# Switch to the Japanese Nameplate



## TITANium (Aug 8, 2005)

I have a new 05 Titan and I would like to know if there is a different nameplate in Japan for it. I would like to remove the Titan decals and replace them with whatever the japanese nameplate is. any help will be appreciated.


----------



## myoung (Apr 15, 2002)

TITANium said:


> I have a new 05 Titan and I would like to know if there is a different nameplate in Japan for it. I would like to remove the Titan decals and replace them with whatever the japanese nameplate is. any help will be appreciated.


The Titan is not sold in Japan..


----------



## Slayer2003 (Jun 4, 2003)

.....didn't stop you from BUYING it, did it?  

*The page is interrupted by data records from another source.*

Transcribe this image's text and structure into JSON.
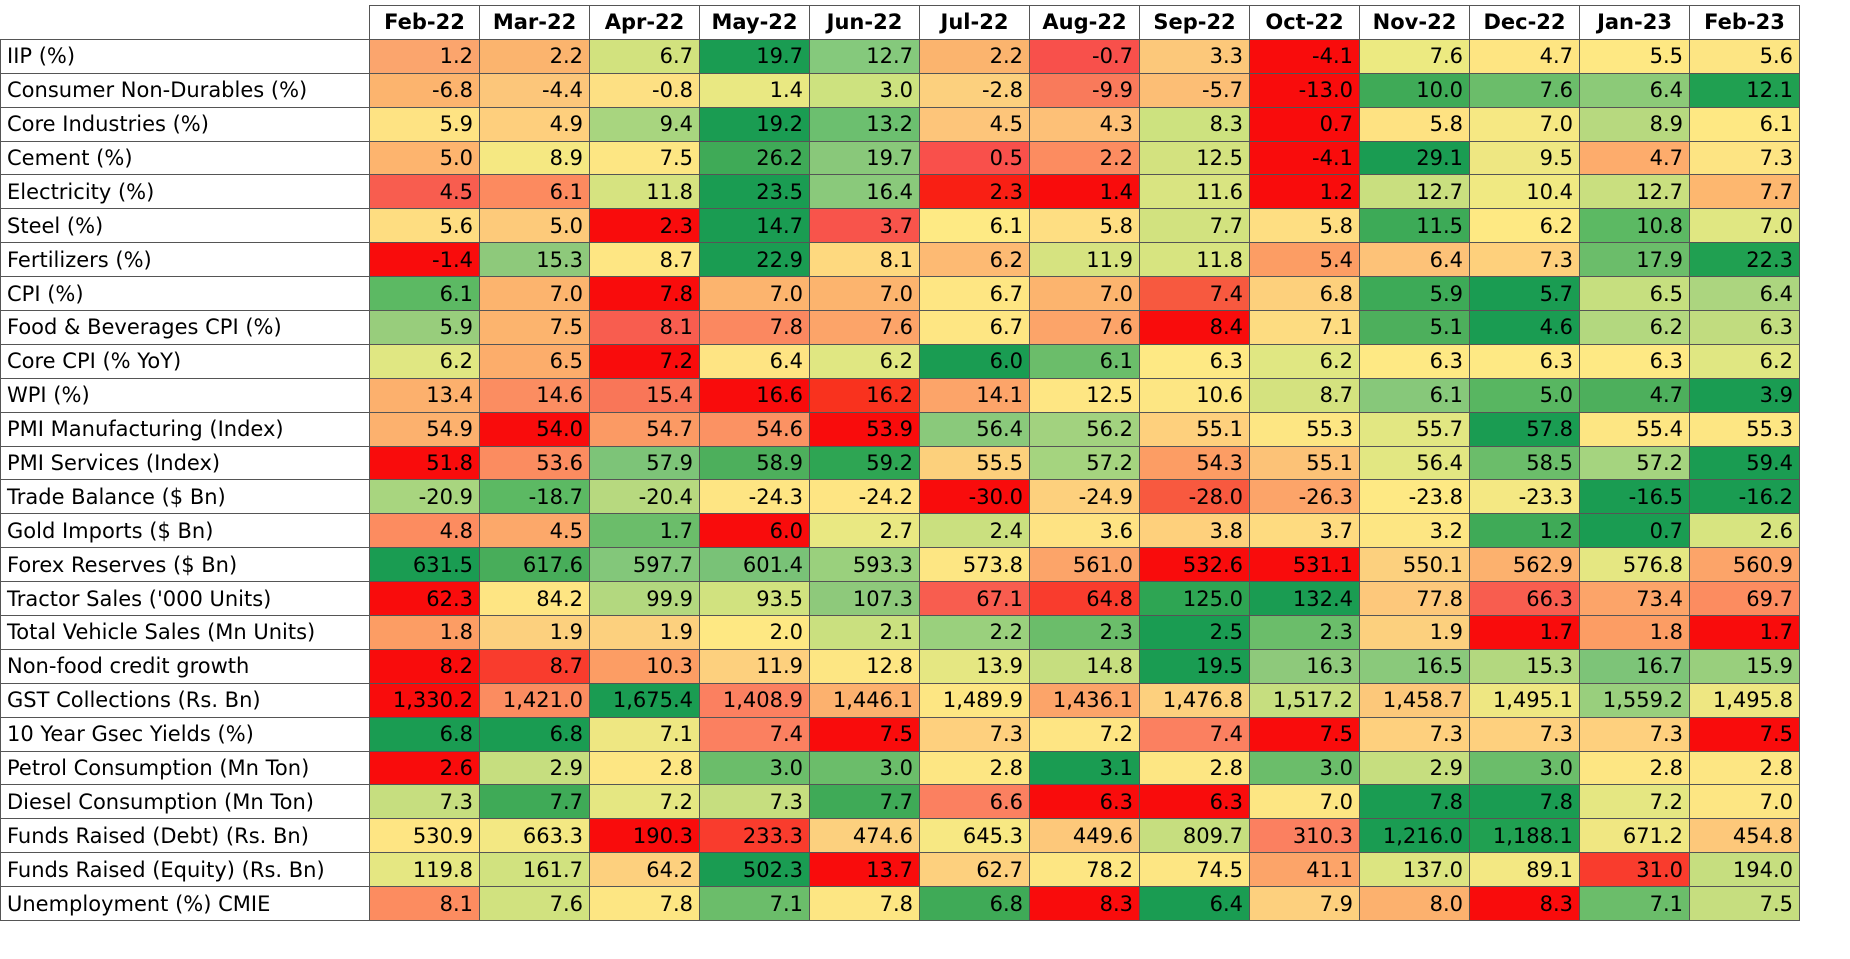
{
  "chart_data": {
    "type": "heatmap",
    "columns": [
      "Feb-22",
      "Mar-22",
      "Apr-22",
      "May-22",
      "Jun-22",
      "Jul-22",
      "Aug-22",
      "Sep-22",
      "Oct-22",
      "Nov-22",
      "Dec-22",
      "Jan-23",
      "Feb-23"
    ],
    "rows": [
      {
        "label": "IIP (%)",
        "values": [
          "1.2",
          "2.2",
          "6.7",
          "19.7",
          "12.7",
          "2.2",
          "-0.7",
          "3.3",
          "-4.1",
          "7.6",
          "4.7",
          "5.5",
          "5.6"
        ],
        "colors": [
          "#fba56d",
          "#fbb46e",
          "#d2e27e",
          "#1a9c52",
          "#85c97c",
          "#fbb46e",
          "#f8504b",
          "#fcc87a",
          "#f90c0c",
          "#ecea81",
          "#fee582",
          "#fee883",
          "#fde583"
        ]
      },
      {
        "label": "Consumer Non-Durables (%)",
        "values": [
          "-6.8",
          "-4.4",
          "-0.8",
          "1.4",
          "3.0",
          "-2.8",
          "-9.9",
          "-5.7",
          "-13.0",
          "10.0",
          "7.6",
          "6.4",
          "12.1"
        ],
        "colors": [
          "#fcb46e",
          "#fcc67a",
          "#fde083",
          "#e9e882",
          "#cde27f",
          "#fcd07e",
          "#f97a5b",
          "#fcbe75",
          "#f90c0c",
          "#3faa57",
          "#6bbd6a",
          "#8cca78",
          "#20a051"
        ]
      },
      {
        "label": "Core Industries (%)",
        "values": [
          "5.9",
          "4.9",
          "9.4",
          "19.2",
          "13.2",
          "4.5",
          "4.3",
          "8.3",
          "0.7",
          "5.8",
          "7.0",
          "8.9",
          "6.1"
        ],
        "colors": [
          "#fee383",
          "#fecf7d",
          "#a8d57f",
          "#1a9c52",
          "#6cbf6f",
          "#fdc57a",
          "#fdc077",
          "#cde27f",
          "#f90c0c",
          "#fee282",
          "#f6e883",
          "#b7d97f",
          "#fee883"
        ]
      },
      {
        "label": "Cement (%)",
        "values": [
          "5.0",
          "8.9",
          "7.5",
          "26.2",
          "19.7",
          "0.5",
          "2.2",
          "12.5",
          "-4.1",
          "29.1",
          "9.5",
          "4.7",
          "7.3"
        ],
        "colors": [
          "#fdb46e",
          "#f5e882",
          "#fde683",
          "#3faa57",
          "#89c87a",
          "#f9504b",
          "#fc8c60",
          "#d3e27f",
          "#f90c0c",
          "#1a9c52",
          "#eee782",
          "#fdac6c",
          "#fde483"
        ]
      },
      {
        "label": "Electricity (%)",
        "values": [
          "4.5",
          "6.1",
          "11.8",
          "23.5",
          "16.4",
          "2.3",
          "1.4",
          "11.6",
          "1.2",
          "12.7",
          "10.4",
          "12.7",
          "7.7"
        ],
        "colors": [
          "#f85d4f",
          "#fc8a5f",
          "#d6e380",
          "#1a9c52",
          "#8ac97b",
          "#f91f14",
          "#f90c0c",
          "#d9e481",
          "#f90c0c",
          "#c9df7f",
          "#f0e982",
          "#c9df7f",
          "#fdb76f"
        ]
      },
      {
        "label": "Steel (%)",
        "values": [
          "5.6",
          "5.0",
          "2.3",
          "14.7",
          "3.7",
          "6.1",
          "5.8",
          "7.7",
          "5.8",
          "11.5",
          "6.2",
          "10.8",
          "7.0"
        ],
        "colors": [
          "#fedd81",
          "#fdca7a",
          "#f90c0c",
          "#1a9c52",
          "#f8544b",
          "#feea84",
          "#fede82",
          "#d2e27f",
          "#fede82",
          "#3daa57",
          "#fee983",
          "#5cb963",
          "#e0e782"
        ]
      },
      {
        "label": "Fertilizers (%)",
        "values": [
          "-1.4",
          "15.3",
          "8.7",
          "22.9",
          "8.1",
          "6.2",
          "11.9",
          "11.8",
          "5.4",
          "6.4",
          "7.3",
          "17.9",
          "22.3"
        ],
        "colors": [
          "#f90c0c",
          "#8ec97b",
          "#fee683",
          "#1a9c52",
          "#fed97f",
          "#fdba73",
          "#d6e380",
          "#d7e480",
          "#fc9d64",
          "#fdc278",
          "#fed07c",
          "#6bbd6a",
          "#20a051"
        ]
      },
      {
        "label": "CPI (%)",
        "values": [
          "6.1",
          "7.0",
          "7.8",
          "7.0",
          "7.0",
          "6.7",
          "7.0",
          "7.4",
          "6.8",
          "5.9",
          "5.7",
          "6.5",
          "6.4"
        ],
        "colors": [
          "#5cb963",
          "#fcb46e",
          "#f90c0c",
          "#fcb46e",
          "#fcb46e",
          "#fee683",
          "#fcb46e",
          "#f7593f",
          "#fdd07c",
          "#3daa57",
          "#1a9c52",
          "#c6df7f",
          "#acd57f"
        ]
      },
      {
        "label": "Food & Beverages CPI (%)",
        "values": [
          "5.9",
          "7.5",
          "8.1",
          "7.8",
          "7.6",
          "6.7",
          "7.6",
          "8.4",
          "7.1",
          "5.1",
          "4.6",
          "6.2",
          "6.3"
        ],
        "colors": [
          "#98cd7c",
          "#fcb46e",
          "#f85d4f",
          "#fb8860",
          "#fca469",
          "#fee683",
          "#fca469",
          "#f90c0c",
          "#fddc81",
          "#4daf5c",
          "#1a9c52",
          "#b3d87f",
          "#c1dc7f"
        ]
      },
      {
        "label": "Core CPI (% YoY)",
        "values": [
          "6.2",
          "6.5",
          "7.2",
          "6.4",
          "6.2",
          "6.0",
          "6.1",
          "6.3",
          "6.2",
          "6.3",
          "6.3",
          "6.3",
          "6.2"
        ],
        "colors": [
          "#e0e782",
          "#fcad6b",
          "#f90c0c",
          "#fee483",
          "#e0e782",
          "#1a9c52",
          "#6bbd6a",
          "#fee984",
          "#e0e782",
          "#fee984",
          "#fee984",
          "#fee984",
          "#e0e782"
        ]
      },
      {
        "label": "WPI (%)",
        "values": [
          "13.4",
          "14.6",
          "15.4",
          "16.6",
          "16.2",
          "14.1",
          "12.5",
          "10.6",
          "8.7",
          "6.1",
          "5.0",
          "4.7",
          "3.9"
        ],
        "colors": [
          "#fcb06d",
          "#fb8d61",
          "#f97658",
          "#f90c0c",
          "#f9321e",
          "#fca469",
          "#fee683",
          "#fde683",
          "#d4e27f",
          "#87c87a",
          "#58b661",
          "#4daf5c",
          "#1a9c52"
        ]
      },
      {
        "label": "PMI Manufacturing (Index)",
        "values": [
          "54.9",
          "54.0",
          "54.7",
          "54.6",
          "53.9",
          "56.4",
          "56.2",
          "55.1",
          "55.3",
          "55.7",
          "57.8",
          "55.4",
          "55.3"
        ],
        "colors": [
          "#fcb16e",
          "#f90c0c",
          "#fb9a64",
          "#fb9263",
          "#f90c0c",
          "#8ac97b",
          "#a2d27f",
          "#fed07d",
          "#fde683",
          "#e2e782",
          "#1a9c52",
          "#fde683",
          "#fde683"
        ]
      },
      {
        "label": "PMI Services (Index)",
        "values": [
          "51.8",
          "53.6",
          "57.9",
          "58.9",
          "59.2",
          "55.5",
          "57.2",
          "54.3",
          "55.1",
          "56.4",
          "58.5",
          "57.2",
          "59.4"
        ],
        "colors": [
          "#f90c0c",
          "#fb8c60",
          "#7dc478",
          "#4daf5c",
          "#2ea553",
          "#fcd07c",
          "#a5d47f",
          "#fc9d64",
          "#fcc277",
          "#e2e782",
          "#6bbd6a",
          "#a5d47f",
          "#1a9c52"
        ]
      },
      {
        "label": "Trade Balance ($ Bn)",
        "values": [
          "-20.9",
          "-18.7",
          "-20.4",
          "-24.3",
          "-24.2",
          "-30.0",
          "-24.9",
          "-28.0",
          "-26.3",
          "-23.8",
          "-23.3",
          "-16.5",
          "-16.2"
        ],
        "colors": [
          "#a8d57f",
          "#5cb963",
          "#b7d97f",
          "#fee583",
          "#fee583",
          "#f90c0c",
          "#fdd07d",
          "#f8593f",
          "#fca469",
          "#fee984",
          "#f4e883",
          "#1a9c52",
          "#1a9c52"
        ]
      },
      {
        "label": "Gold Imports ($ Bn)",
        "values": [
          "4.8",
          "4.5",
          "1.7",
          "6.0",
          "2.7",
          "2.4",
          "3.6",
          "3.8",
          "3.7",
          "3.2",
          "1.2",
          "0.7",
          "2.6"
        ],
        "colors": [
          "#fc8c60",
          "#fca86a",
          "#6bbd6a",
          "#f90c0c",
          "#e9e882",
          "#cae07f",
          "#fee383",
          "#fed07c",
          "#fedb80",
          "#fde683",
          "#3faa57",
          "#1a9c52",
          "#d7e480"
        ]
      },
      {
        "label": "Forex Reserves ($ Bn)",
        "values": [
          "631.5",
          "617.6",
          "597.7",
          "601.4",
          "593.3",
          "573.8",
          "561.0",
          "532.6",
          "531.1",
          "550.1",
          "562.9",
          "576.8",
          "560.9"
        ],
        "colors": [
          "#1a9c52",
          "#48ad5a",
          "#83c77a",
          "#79c277",
          "#9ad07d",
          "#fde683",
          "#fca469",
          "#f90c0c",
          "#f90c0c",
          "#fcd07e",
          "#fcb16e",
          "#e5e782",
          "#fca469"
        ]
      },
      {
        "label": "Tractor Sales ('000 Units)",
        "values": [
          "62.3",
          "84.2",
          "99.9",
          "93.5",
          "107.3",
          "67.1",
          "64.8",
          "125.0",
          "132.4",
          "77.8",
          "66.3",
          "73.4",
          "69.7"
        ],
        "colors": [
          "#f90c0c",
          "#fee583",
          "#b3d87f",
          "#d1e27f",
          "#8ec97b",
          "#f85d4f",
          "#f93c2d",
          "#2ea553",
          "#1a9c52",
          "#fdc87b",
          "#f85d4f",
          "#fca469",
          "#fc8c60"
        ]
      },
      {
        "label": "Total Vehicle Sales (Mn Units)",
        "values": [
          "1.8",
          "1.9",
          "1.9",
          "2.0",
          "2.1",
          "2.2",
          "2.3",
          "2.5",
          "2.3",
          "1.9",
          "1.7",
          "1.8",
          "1.7"
        ],
        "colors": [
          "#fc9d64",
          "#fcd07e",
          "#fcd07e",
          "#fee883",
          "#cae07f",
          "#9ad07d",
          "#6bbd6a",
          "#1a9c52",
          "#6bbd6a",
          "#fcd07e",
          "#f90c0c",
          "#fc9d64",
          "#f90c0c"
        ]
      },
      {
        "label": "Non-food credit growth",
        "values": [
          "8.2",
          "8.7",
          "10.3",
          "11.9",
          "12.8",
          "13.9",
          "14.8",
          "19.5",
          "16.3",
          "16.5",
          "15.3",
          "16.7",
          "15.9"
        ],
        "colors": [
          "#f90c0c",
          "#f93c2d",
          "#fc9d64",
          "#fdd07e",
          "#fde683",
          "#e5e782",
          "#c6de7f",
          "#1a9c52",
          "#8ec97b",
          "#8ac97b",
          "#b3d87f",
          "#7dc478",
          "#99cf7d"
        ]
      },
      {
        "label": "GST Collections (Rs. Bn)",
        "values": [
          "1,330.2",
          "1,421.0",
          "1,675.4",
          "1,408.9",
          "1,446.1",
          "1,489.9",
          "1,436.1",
          "1,476.8",
          "1,517.2",
          "1,458.7",
          "1,495.1",
          "1,559.2",
          "1,495.8"
        ],
        "colors": [
          "#f90c0c",
          "#fb8c60",
          "#1a9c52",
          "#fb8060",
          "#fcb16e",
          "#fde683",
          "#fca469",
          "#fdd07e",
          "#c6de7f",
          "#fcc87a",
          "#eee782",
          "#99cf7d",
          "#eee782"
        ]
      },
      {
        "label": "10 Year Gsec Yields (%)",
        "values": [
          "6.8",
          "6.8",
          "7.1",
          "7.4",
          "7.5",
          "7.3",
          "7.2",
          "7.4",
          "7.5",
          "7.3",
          "7.3",
          "7.3",
          "7.5"
        ],
        "colors": [
          "#1a9c52",
          "#1a9c52",
          "#eee782",
          "#fb8060",
          "#f90c0c",
          "#fed07e",
          "#fee583",
          "#fb8060",
          "#f90c0c",
          "#fed07e",
          "#fed07e",
          "#fed07e",
          "#f90c0c"
        ]
      },
      {
        "label": "Petrol Consumption (Mn Ton)",
        "values": [
          "2.6",
          "2.9",
          "2.8",
          "3.0",
          "3.0",
          "2.8",
          "3.1",
          "2.8",
          "3.0",
          "2.9",
          "3.0",
          "2.8",
          "2.8"
        ],
        "colors": [
          "#f90c0c",
          "#c6de7f",
          "#fde683",
          "#6bbd6a",
          "#6bbd6a",
          "#fde683",
          "#1a9c52",
          "#fde683",
          "#6bbd6a",
          "#c6de7f",
          "#6bbd6a",
          "#fde683",
          "#fde683"
        ]
      },
      {
        "label": "Diesel Consumption (Mn Ton)",
        "values": [
          "7.3",
          "7.7",
          "7.2",
          "7.3",
          "7.7",
          "6.6",
          "6.3",
          "6.3",
          "7.0",
          "7.8",
          "7.8",
          "7.2",
          "7.0"
        ],
        "colors": [
          "#c6de7f",
          "#3faa57",
          "#e5e782",
          "#c6de7f",
          "#3faa57",
          "#fb8060",
          "#f90c0c",
          "#f90c0c",
          "#fde683",
          "#1a9c52",
          "#1a9c52",
          "#e5e782",
          "#fde683"
        ]
      },
      {
        "label": "Funds Raised (Debt) (Rs. Bn)",
        "values": [
          "530.9",
          "663.3",
          "190.3",
          "233.3",
          "474.6",
          "645.3",
          "449.6",
          "809.7",
          "310.3",
          "1,216.0",
          "1,188.1",
          "671.2",
          "454.8"
        ],
        "colors": [
          "#fee583",
          "#f3e883",
          "#f90c0c",
          "#f93c2d",
          "#fcd07e",
          "#f7e883",
          "#fdc87a",
          "#c6de7f",
          "#fb8060",
          "#1a9c52",
          "#20a051",
          "#f0e782",
          "#fdc87a"
        ]
      },
      {
        "label": "Funds Raised (Equity) (Rs. Bn)",
        "values": [
          "119.8",
          "161.7",
          "64.2",
          "502.3",
          "13.7",
          "62.7",
          "78.2",
          "74.5",
          "41.1",
          "137.0",
          "89.1",
          "31.0",
          "194.0"
        ],
        "colors": [
          "#e5e782",
          "#d1e27f",
          "#fdd07e",
          "#1a9c52",
          "#f90c0c",
          "#fdd07e",
          "#fde683",
          "#fde683",
          "#fca469",
          "#dce581",
          "#f3e883",
          "#f93c2d",
          "#c6de7f"
        ]
      },
      {
        "label": "Unemployment (%) CMIE",
        "values": [
          "8.1",
          "7.6",
          "7.8",
          "7.1",
          "7.8",
          "6.8",
          "8.3",
          "6.4",
          "7.9",
          "8.0",
          "8.3",
          "7.1",
          "7.5"
        ],
        "colors": [
          "#fc8c60",
          "#d1e27f",
          "#fde683",
          "#6bbd6a",
          "#fde683",
          "#3faa57",
          "#f90c0c",
          "#1a9c52",
          "#fdd07e",
          "#fcb16e",
          "#f90c0c",
          "#6bbd6a",
          "#c6de7f"
        ]
      }
    ]
  }
}
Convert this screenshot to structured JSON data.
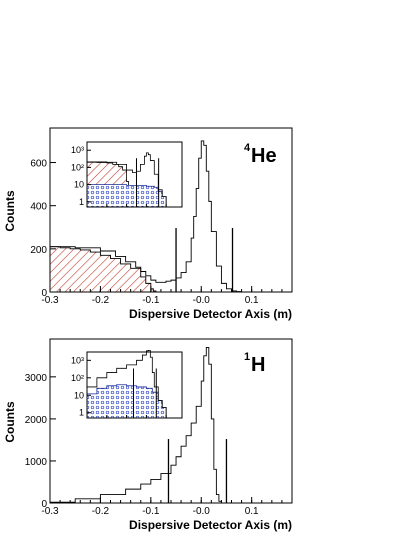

Though, at least you don't have an Armada. And at least you didn't buy a Honda Ridgeline.  


Be lucky we finally have something they don't lol. Sure, they got the skyline, and the silvia, but they also have the little shitbox square things that you can fit almost 4 into one of our parking spaces.

But really, if the name bugs ya that much, I'll trade you straight up for my Sentra.


----------



## DriFtIN200sX (May 10, 2005)

aww hey no fair my post was deleteds it wasnt that bad come on!


----------



## Ninety-Nine SE-L (May 5, 2002)

In Japan, They call the Titan "Godzilla"


----------



## damonfong0 (Jul 13, 2005)

Ninety-Nine SE-L said:


> In Japan, They call the Titan "Godzilla"


yah u can go to the local hardware store to get the letters
GODZILLA and epoxy it onto the side of ur car


----------